Wetgevende macht: zigeuners beschuldigen Ventura van racisme en vragen hem geen haat aan te wakkeren

Op de dag die aan Aveiro was gewijd, vertrok de processie aan het einde van de ochtend vlak bij het treinstation. André Ventura en de lijsttrekker van het district, Pedro Frazão, namen hieraan deel.
Aan het einde van de route van ongeveer een kilometer, richting de riviermonding, uitte een kleine groep zigeuners hun ongenoegen over de Chega-partij.
"Racistisch. Wij werken, wij hebben evenveel rechten als jullie, wij geven korting", schreeuwden ze, eraan toevoegend dat ze Portugese staatsburgers zijn.
Namens de groep legde Belarmina Fernandes later aan journalisten uit dat zij en de mensen die haar vergezelden, “vrienden”, dicht bij de locatie waren toen de Chega-karavaan passeerde en dat dit een spontane demonstratie was.
«Wij moedigen onze kinderen aan om te studeren en te werken. Ik werk, iedereen hier wordt opgeleid, ze studeren om iets beters te bereiken”, zei hij, en vroeg dat “André Ventura zou stoppen met het aanwakkeren van haat”.
“Chega kan ons land niet overnemen. Als dat gebeurt, zou dat een totale schande zijn”, betoogde hij.
Belarmina Fernandes zei dat ze “steeds meer represailles” voelen sinds de opkomst van Chega en waarschuwde dat de volgende generaties “in slechtere tijden zullen leven”.
Belarmina overwoog ook dat er “fouten worden gemaakt binnen de zigeunergemeenschap, maar ook daarbuiten” en benadrukte dat er “genoeg racisme is en genoeg is van het aanwakkeren van zoveel haat”.
De vrouw zei ook dat “een Chega-activist” had gezegd dat de groep “het recht had om in Roemenië te zijn, niet in Portugal”, en gaf aan dat ze een klacht zou indienen.
"Het is niet racistisch, het gaat erom dat iedereen moet werken, net als iedereen. Ze moeten werken zoals iedereen moet werken, dat is alles. Het is geen racisme, noch fascisme. Ze moeten werken en dezelfde regels volgen als iedereen", zei André Ventura toen hij de protesten van deze mensen hoorde, zonder erbij stil te staan.
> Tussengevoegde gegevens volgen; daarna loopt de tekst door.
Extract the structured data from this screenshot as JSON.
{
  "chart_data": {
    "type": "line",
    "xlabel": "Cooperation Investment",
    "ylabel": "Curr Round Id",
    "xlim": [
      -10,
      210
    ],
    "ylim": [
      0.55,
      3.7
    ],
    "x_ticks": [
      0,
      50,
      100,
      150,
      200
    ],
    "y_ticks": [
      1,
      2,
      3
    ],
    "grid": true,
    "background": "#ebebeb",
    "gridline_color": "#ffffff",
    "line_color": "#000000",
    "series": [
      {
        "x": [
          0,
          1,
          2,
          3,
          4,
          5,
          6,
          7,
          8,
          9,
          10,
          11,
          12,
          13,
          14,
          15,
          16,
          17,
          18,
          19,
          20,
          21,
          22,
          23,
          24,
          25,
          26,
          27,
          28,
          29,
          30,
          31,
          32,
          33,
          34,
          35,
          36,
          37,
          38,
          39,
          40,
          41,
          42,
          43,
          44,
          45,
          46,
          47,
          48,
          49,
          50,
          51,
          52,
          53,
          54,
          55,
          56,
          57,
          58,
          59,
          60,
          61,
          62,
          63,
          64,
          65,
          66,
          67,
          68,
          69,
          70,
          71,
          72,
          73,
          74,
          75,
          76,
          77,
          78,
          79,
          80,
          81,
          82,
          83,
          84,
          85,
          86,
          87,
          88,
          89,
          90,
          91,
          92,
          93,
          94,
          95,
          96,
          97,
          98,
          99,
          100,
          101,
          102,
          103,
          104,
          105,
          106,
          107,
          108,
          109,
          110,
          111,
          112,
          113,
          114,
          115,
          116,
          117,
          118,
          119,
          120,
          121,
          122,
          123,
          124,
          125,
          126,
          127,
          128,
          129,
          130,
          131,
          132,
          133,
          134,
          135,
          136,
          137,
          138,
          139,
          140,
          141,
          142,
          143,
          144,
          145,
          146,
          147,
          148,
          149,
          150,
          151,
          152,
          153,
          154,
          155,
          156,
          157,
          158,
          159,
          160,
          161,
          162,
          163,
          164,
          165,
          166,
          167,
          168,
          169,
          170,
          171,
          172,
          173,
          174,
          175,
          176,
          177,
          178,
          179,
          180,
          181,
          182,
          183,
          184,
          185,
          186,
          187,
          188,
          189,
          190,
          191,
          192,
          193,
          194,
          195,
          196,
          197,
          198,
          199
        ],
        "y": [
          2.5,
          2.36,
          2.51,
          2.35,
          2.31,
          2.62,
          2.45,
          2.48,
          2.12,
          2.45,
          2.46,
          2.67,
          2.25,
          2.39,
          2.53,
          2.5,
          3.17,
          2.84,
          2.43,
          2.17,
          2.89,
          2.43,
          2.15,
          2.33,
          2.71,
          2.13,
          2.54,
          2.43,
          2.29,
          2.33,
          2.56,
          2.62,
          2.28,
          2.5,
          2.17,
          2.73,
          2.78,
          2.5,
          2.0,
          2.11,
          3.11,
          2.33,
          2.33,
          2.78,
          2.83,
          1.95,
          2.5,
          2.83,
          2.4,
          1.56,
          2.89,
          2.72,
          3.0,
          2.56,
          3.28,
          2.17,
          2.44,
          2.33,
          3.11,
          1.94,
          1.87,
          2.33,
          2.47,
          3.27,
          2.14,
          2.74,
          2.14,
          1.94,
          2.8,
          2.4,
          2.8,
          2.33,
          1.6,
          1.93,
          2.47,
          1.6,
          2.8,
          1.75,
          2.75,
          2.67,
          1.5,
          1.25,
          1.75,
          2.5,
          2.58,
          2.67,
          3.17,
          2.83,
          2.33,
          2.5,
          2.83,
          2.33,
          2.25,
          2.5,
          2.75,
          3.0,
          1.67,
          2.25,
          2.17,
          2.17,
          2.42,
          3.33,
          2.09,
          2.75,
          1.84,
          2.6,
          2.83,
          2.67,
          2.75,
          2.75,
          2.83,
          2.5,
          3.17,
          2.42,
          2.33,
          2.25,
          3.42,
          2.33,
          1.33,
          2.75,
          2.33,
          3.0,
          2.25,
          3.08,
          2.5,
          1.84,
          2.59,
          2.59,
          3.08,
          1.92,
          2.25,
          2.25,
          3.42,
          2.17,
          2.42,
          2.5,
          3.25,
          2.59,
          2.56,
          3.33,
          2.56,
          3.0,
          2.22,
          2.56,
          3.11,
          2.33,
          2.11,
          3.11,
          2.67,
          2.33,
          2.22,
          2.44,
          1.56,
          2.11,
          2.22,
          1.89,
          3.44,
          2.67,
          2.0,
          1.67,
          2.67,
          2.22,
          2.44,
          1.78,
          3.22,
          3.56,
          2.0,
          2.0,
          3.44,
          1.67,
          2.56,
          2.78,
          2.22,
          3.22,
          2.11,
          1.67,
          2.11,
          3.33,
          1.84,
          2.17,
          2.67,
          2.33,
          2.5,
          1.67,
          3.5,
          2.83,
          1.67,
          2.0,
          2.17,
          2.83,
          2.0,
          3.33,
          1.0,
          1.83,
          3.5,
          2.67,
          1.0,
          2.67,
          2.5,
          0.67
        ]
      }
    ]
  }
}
Toen journalisten hem hiermee confronteerden, vond de leider van Chega dat deze kritiek niet klopte en dat het ging om de ‘gebruikelijke vorm van slachtofferschap die de zigeunergemeenschap hanteert en die erop uit is [de partij] zonder enige reden aan te vallen’.
«Ik geloof dat de etnische groep zigeuners in Portugal zich aan dezelfde regels moet houden als anderen. Er zijn mensen die werken, maar er is een grote meerderheid die niet werkt. Ze dwingen vrouwen om op hun dertiende te trouwen. Ze leven in een staat van desintegratie vergeleken met de algemene heerschappij van de absolute gemeenschap. "Ik ben niet degene die fascist is, zij zijn degenen die aparte regels in Portugal willen en dat kan ik niet accepteren," antwoordde hij.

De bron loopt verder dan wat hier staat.